After four or five trial runs, they decided to hold their event at the Huashan 1914 Creative Park in Taipei. Despite this being their maiden voyage, Zhang confidently estimated that with this entertaining game format they could attract a large enough crowd to achieve the 70–80% ticket sales that they needed to recover their costs of NT$800,000.
But things didn’t start off quite as he had anticipated. Throughout the first week that they staged Happily Ever After?! ticket sales stayed poor. It was only then that Zhang realized, “People in Taiwan simply are totally clueless about locked room games!” The team had no choice but to make some emergency adjustments, including offering discounts for checking in at the game venue on Facebook. Relying on interpersonal and online networks and word-of-mouth marketing, they finally began to draw crowds. During the subsequent three-week run, they attracted more than 1000 people to the venue, and in so doing added the “locked room escape” genre to the list of entertainment options available in Taiwan.
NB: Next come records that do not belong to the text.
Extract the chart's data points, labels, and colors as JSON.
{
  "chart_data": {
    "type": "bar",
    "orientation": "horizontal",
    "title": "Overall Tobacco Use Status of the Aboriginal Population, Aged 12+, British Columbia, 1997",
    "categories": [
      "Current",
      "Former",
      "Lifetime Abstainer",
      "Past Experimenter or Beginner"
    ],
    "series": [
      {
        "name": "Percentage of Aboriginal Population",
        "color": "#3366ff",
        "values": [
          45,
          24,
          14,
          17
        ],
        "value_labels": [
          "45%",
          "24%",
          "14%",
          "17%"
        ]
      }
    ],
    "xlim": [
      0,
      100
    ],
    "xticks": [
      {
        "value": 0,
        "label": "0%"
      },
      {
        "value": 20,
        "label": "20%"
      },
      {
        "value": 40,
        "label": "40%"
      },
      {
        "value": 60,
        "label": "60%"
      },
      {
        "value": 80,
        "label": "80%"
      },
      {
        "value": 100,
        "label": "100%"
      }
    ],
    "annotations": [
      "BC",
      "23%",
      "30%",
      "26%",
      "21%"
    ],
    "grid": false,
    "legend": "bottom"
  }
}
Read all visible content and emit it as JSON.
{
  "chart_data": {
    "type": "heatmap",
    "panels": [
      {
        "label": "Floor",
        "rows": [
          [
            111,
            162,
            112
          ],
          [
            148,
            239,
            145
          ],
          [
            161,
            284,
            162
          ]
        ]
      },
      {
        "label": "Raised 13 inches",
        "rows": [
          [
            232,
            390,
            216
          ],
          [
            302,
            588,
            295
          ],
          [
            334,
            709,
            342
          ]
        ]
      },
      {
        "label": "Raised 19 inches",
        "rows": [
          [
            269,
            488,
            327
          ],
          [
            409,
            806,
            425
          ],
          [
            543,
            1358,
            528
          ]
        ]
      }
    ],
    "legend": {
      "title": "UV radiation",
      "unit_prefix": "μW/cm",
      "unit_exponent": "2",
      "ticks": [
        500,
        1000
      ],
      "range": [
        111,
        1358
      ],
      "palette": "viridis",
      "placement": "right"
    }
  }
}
Despite their success, Zhang and Chiou discovered that their status as students had caused problems for them in the process of dealing with their business partners. Therefore, when Happily Ever After?! was over, Zhang decided to raise some capital to found an alternative reality game company that they christened RMT (for “Riddle Me This!”—the trademark taunt of Batman nemesis “The Riddler”). Since its founding, RMT has staged a wide variety of spectacles, including Hercules (based on Greek mythology, and combining physical skills with mental challenges) and Miko (a chilling and thrilling haunted house game drawing on the motifs of Japanese horror films). In July 2013, coordinating with the appearance in theaters of the Japanese detective feature film Galileo, RMT and the movie distributors produced a locked room game called Escape from Room 404, giving the company a huge additional boost in name recognition.
Thanks to the thriller-like plot and the star power of the film’s leading man Masuhara Fukuyama, Escape from Room 404 sold out every session, four sessions a day for two straight weeks. In fact, the response was so overwhelming that plans to call it a day at 8 p.m. were scrapped, and new runs were added well into the night. Over 3000 people played.
Following the success of 404, major companies started to show up at RMT’s door. Big names like Yahoo and Fubon Bank began commissioning RMT to design scenarios specifically for them, games designed to build a spirit of teamwork and camaraderie. Thus far, of the more than 40 games that RMT has designed, about 60% have been tailor made for corporate activities.
In April of 2014, RMT decided to challenge themselves to take their “game” to the next level, and came out with their largest scale ARG series yet: Quests Through Time and Space. It offers 12 different scenarios, including science fiction and medieval themes, transcending limitations of space and time, and each game permits three teams at once to play. Still running today, each month the venue attracts over 600 players.
Once RMT had successfully proven that there is a market out there for ARGs, like-minded businesses began popping up. Also, large amusement parks like Leofoo Village began staging their own ARGs. At present there are at least six enterprises in Taiwan—workshops or teams—putting on games on weekdays and weekends. The increasing density of the events on offer has even prompted the website books.com.tw to add a special ticketing header for “Real Escapes” to meet the demands of a burgeoning clientele.
ARGs test teamwork and creativity, skills that corporations value. Many big firms send their personnel to play RMT’s games.